Portrait of John Maynard Keynes by Duncan Grant, 1917
The beautiful science
Maev Kennedy
TU 24 Nov 2005 12.31 GMT First published on Thu 24 Nov 2005
12.31 GMT
Portrait of John Maynard Keynes by Duncan Grant, 1917
Shh, he's working on
how to finance Britain's role in the first world war... portrait of John
Maynard Keynes by Duncan Grant
The chap in the frivolous hat, looking as if he's
considering nothing more taxing than replanting the herbaceous border and
possibly lunch, is the great economist John Maynard Keynes - painted in 1917 by
his lover, Duncan Grant.
The beautiful and tender portrait shows Keynes working (on
how to finance Britain's role in the first world war, according to his
daughter) in the garden of Charleston farmhouse, country bolthole of the
Bloomsbury group, of which he was undoubtedly the most wildly improbable
member.
The painting will be displayed for the first time at the
Sussex farmhouse, where it hung for years after his death. It has been
withdrawn from auction and bought by the Charleston Trust, which now runs the
house as a museum, after just six weeks of frantic fundraising.

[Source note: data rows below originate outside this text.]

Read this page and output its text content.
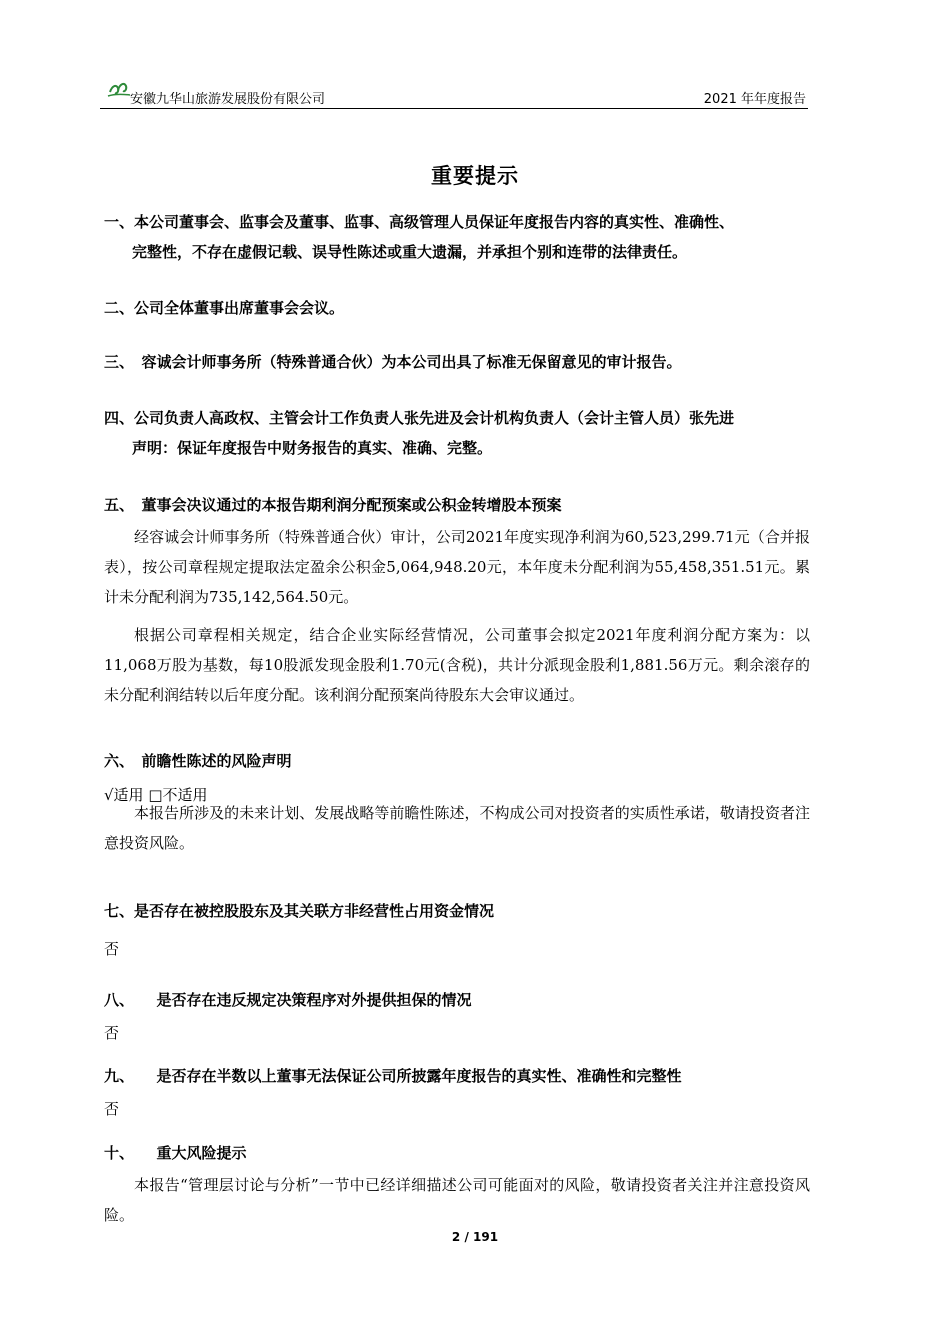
安徽九华山旅游发展股份有限公司	2021 年年度报告
重要提示
一、本公司董事会、监事会及董事、监事、高级管理人员保证年度报告内容的真实性、准确性、
完整性，不存在虚假记载、误导性陈述或重大遗漏，并承担个别和连带的法律责任。
二、公司全体董事出席董事会会议。
三、　容诚会计师事务所（特殊普通合伙）为本公司出具了标准无保留意见的审计报告。
四、公司负责人高政权、主管会计工作负责人张先进及会计机构负责人（会计主管人员）张先进
声明：保证年度报告中财务报告的真实、准确、完整。
五、　董事会决议通过的本报告期利润分配预案或公积金转增股本预案
经容诚会计师事务所（特殊普通合伙）审计，公司2021年度实现净利润为60,523,299.71元（合并报表），按公司章程规定提取法定盈余公积金5,064,948.20元，本年度未分配利润为55,458,351.51元。累计未分配利润为735,142,564.50元。
根据公司章程相关规定，结合企业实际经营情况，公司董事会拟定2021年度利润分配方案为：以11,068万股为基数，每10股派发现金股利1.70元(含税)，共计分派现金股利1,881.56万元。剩余滚存的未分配利润结转以后年度分配。该利润分配预案尚待股东大会审议通过。
六、　前瞻性陈述的风险声明
√适用 □不适用
本报告所涉及的未来计划、发展战略等前瞻性陈述，不构成公司对投资者的实质性承诺，敬请投资者注意投资风险。
七、是否存在被控股股东及其关联方非经营性占用资金情况
否
八、　　是否存在违反规定决策程序对外提供担保的情况
否
九、　　是否存在半数以上董事无法保证公司所披露年度报告的真实性、准确性和完整性
否
十、　　重大风险提示
本报告“管理层讨论与分析”一节中已经详细描述公司可能面对的风险，敬请投资者关注并注意投资风险。
2 / 191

The trust raised £100,000 to keep it from auction, with
major grants from the National Heritage Memorial Fund and the Art Fund charity.
Keynes died in 1946, aged 63, said to have been worn out by
overwork. Grant, arguably the nicest of the Bloomsburies and certainly the best
artist, outlived almost all his friends, working on at Charleston until 1978.

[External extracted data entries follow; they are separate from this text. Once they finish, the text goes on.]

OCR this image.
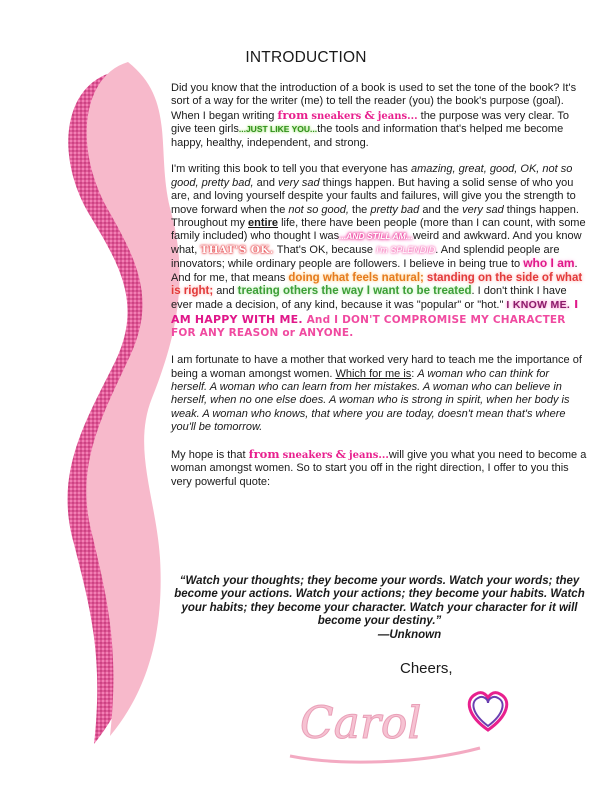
INTRODUCTION

Did you know that the introduction of a book is used to set the tone of the book? It's sort of a way for the writer (me) to tell the reader (you) the book's purpose (goal). When I began writing from sneakers & jeans... the purpose was very clear. To give teen girls...JUST LIKE YOU...the tools and information that's helped me become happy, healthy, independent, and strong.

I'm writing this book to tell you that everyone has amazing, great, good, OK, not so good, pretty bad, and very sad things happen. But having a solid sense of who you are, and loving yourself despite your faults and failures, will give you the strength to move forward when the not so good, the pretty bad and the very sad things happen. Throughout my entire life, there have been people (more than I can count, with some family included) who thought I was...AND STILL AM...weird and awkward. And you know what, THAT'S OK. That's OK, because I'm SPLENDID. And splendid people are innovators; while ordinary people are followers. I believe in being true to who I am. And for me, that means doing what feels natural; standing on the side of what is right; and treating others the way I want to be treated. I don't think I have ever made a decision, of any kind, because it was "popular" or "hot." I KNOW ME. I AM HAPPY WITH ME. And I DON'T COMPROMISE MY CHARACTER FOR ANY REASON or ANYONE.

I am fortunate to have a mother that worked very hard to teach me the importance of being a woman amongst women. Which for me is: A woman who can think for herself. A woman who can learn from her mistakes. A woman who can believe in herself, when no one else does. A woman who is strong in spirit, when her body is weak. A woman who knows, that where you are today, doesn't mean that's where you'll be tomorrow.

My hope is that from sneakers & jeans...will give you what you need to become a woman amongst women. So to start you off in the right direction, I offer to you this very powerful quote:

“Watch your thoughts; they become your words. Watch your words; they become your actions. Watch your actions; they become your habits. Watch your habits; they become your character. Watch your character for it will become your destiny.”
—Unknown
Cheers,
Carol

After his death the house was opened as a museum. The trust maintains it as a
shrine to the jaw-dropping interior decor tastes of the Bloomsburies, and has
restored the garden.
Grant kept the painting until 1956, when a London dealer
contacted him for a client who wanted a portrait of the much photographed,
rarely painted economist. Alastair Upton, director of the trust, said:
"Portrait of John Maynard Keynes is quite simply a wonderful painting by an
artist at the height of his powers, that also tells an extremely powerful
story."
Keynes, regarded as one of the greatest and most original
economists of all time, is still revered by many contemporary money men: he
argued for interventionism, warning against hoping things would sort themselves
out in the long run - "in the long run we are all dead" - and
directly influenced the creation of the International Monetary Fund and the
World Bank.
He was also the oddest member of the tangle of writers and
artists known as the Bloomsbury Group. Grant kept the painting in his studio
long after his lover stunned the Bloomsburies by outing himself as bisexual, if
not straight. Keynes turned up at Charleston in 1925 with his new wife, the
Russian ballerina Lydia Lopokova, a member of Diaghilev's famous Ballets Russes
company. The Bloomsburies relished being shocking, but were quite shockable
themselves, and thought her habit of dancing naked in the dawn fields beyond
the pale. Millions of art lovers have walked over her: she appears as the muse
Terpsichore in the mosaics by her friend Boris Anrep halfway up the main stairs
of the National Gallery in London.
Keynes was friends with most of the gang, including Virginia
Woolf and her sister Vanessa Bell, their long-suffering spouses, Leonard Woolf
and Clive Bell, the painter and critic Roger Fry and the essayist Lytton
Strachey, as well as the society hostess Lady Ottoline Morrell - lover of
Bertrand Russell - and the painter Walter Sickert. Sickert was recently accused
by the American crime writer Patricia Cornwell of being the true Jack the
Ripper.
Despite spending most of his life with Treasury mandarins,
Keynes was intensely interested in the arts. After attending the Versailles
peace talks after the first world war, he made his name with a small book
mainly written at Charleston, Economic Consequences of the Peace, correctly
predicting the dire implications of the punitive settlement. His 1936 tome The
General Theory of Employment, Interest and Money was an academic and political
sensation, and became a bestseller.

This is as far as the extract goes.